Back to the feminist citation that I admit recently. Mungkin sebagian orang masih mempersepsi feminis seperti halnya ibuku di awal cerita, feminist equal men hater. Ini pula yang membuat kesetaraan gender yang diupayakan para feminis tersendat-sendat. Karena para perempuan sendiri enggan untuk mengakui dan atau di cap feminis. Padahal predikat feminis bukan hanya milik perempuan, laki-laki pun bisa menjadi seorang feminis.
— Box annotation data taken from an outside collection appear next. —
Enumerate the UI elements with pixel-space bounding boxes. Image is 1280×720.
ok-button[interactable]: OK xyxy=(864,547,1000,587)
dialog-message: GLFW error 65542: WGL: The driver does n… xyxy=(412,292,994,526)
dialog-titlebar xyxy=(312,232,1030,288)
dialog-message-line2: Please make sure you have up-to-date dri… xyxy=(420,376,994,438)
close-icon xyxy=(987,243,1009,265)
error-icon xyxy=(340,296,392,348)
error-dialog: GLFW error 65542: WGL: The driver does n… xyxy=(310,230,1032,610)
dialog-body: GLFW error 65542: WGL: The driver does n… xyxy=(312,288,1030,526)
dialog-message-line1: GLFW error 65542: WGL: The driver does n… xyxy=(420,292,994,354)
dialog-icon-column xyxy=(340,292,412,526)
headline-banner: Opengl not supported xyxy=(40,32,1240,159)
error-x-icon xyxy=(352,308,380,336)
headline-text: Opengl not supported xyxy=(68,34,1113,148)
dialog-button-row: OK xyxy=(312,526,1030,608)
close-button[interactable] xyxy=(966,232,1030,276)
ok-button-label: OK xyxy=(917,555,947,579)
Sama halnya dengan perempuan yang bisa menjadi patriarkis. Feminisme sendiri di tubuhnya mengalami sejumlah pro-kontra dalam menyikapi pelbagai permasalahan. Mulai dari pornografi hingga aborsi. Beberapa feminis berkata pornografi adalah pelecehan terhadap perempuan karena menjadi objek, sebagian lagi berkata pornografi adalah jalan untuk menunjukkan seberapa berkuasanya mereka terhadap tubuh sendiri dan tubuh pria serta tidak menjadi objek mengingat persepsi objek bagi mereka adalah ketika diri mereka tidak nyaman dalam melakukan hal tersebut. Memasuki gelombang ketiga, feminisme lebih melihat permasalahan yang dihadapi perempuan dalam konteks lokal yang lebih spesifik dan mendetail. Dan aku pikir ini menjadi titik terang yang bukan saja baik untuk menyelesaikan pro-kontra itu sendiri, namun juga istilah dan predikat feminis itu sendiri. Sehingga nantinya semua feminis tidak lagi dianggap sebagai men hater.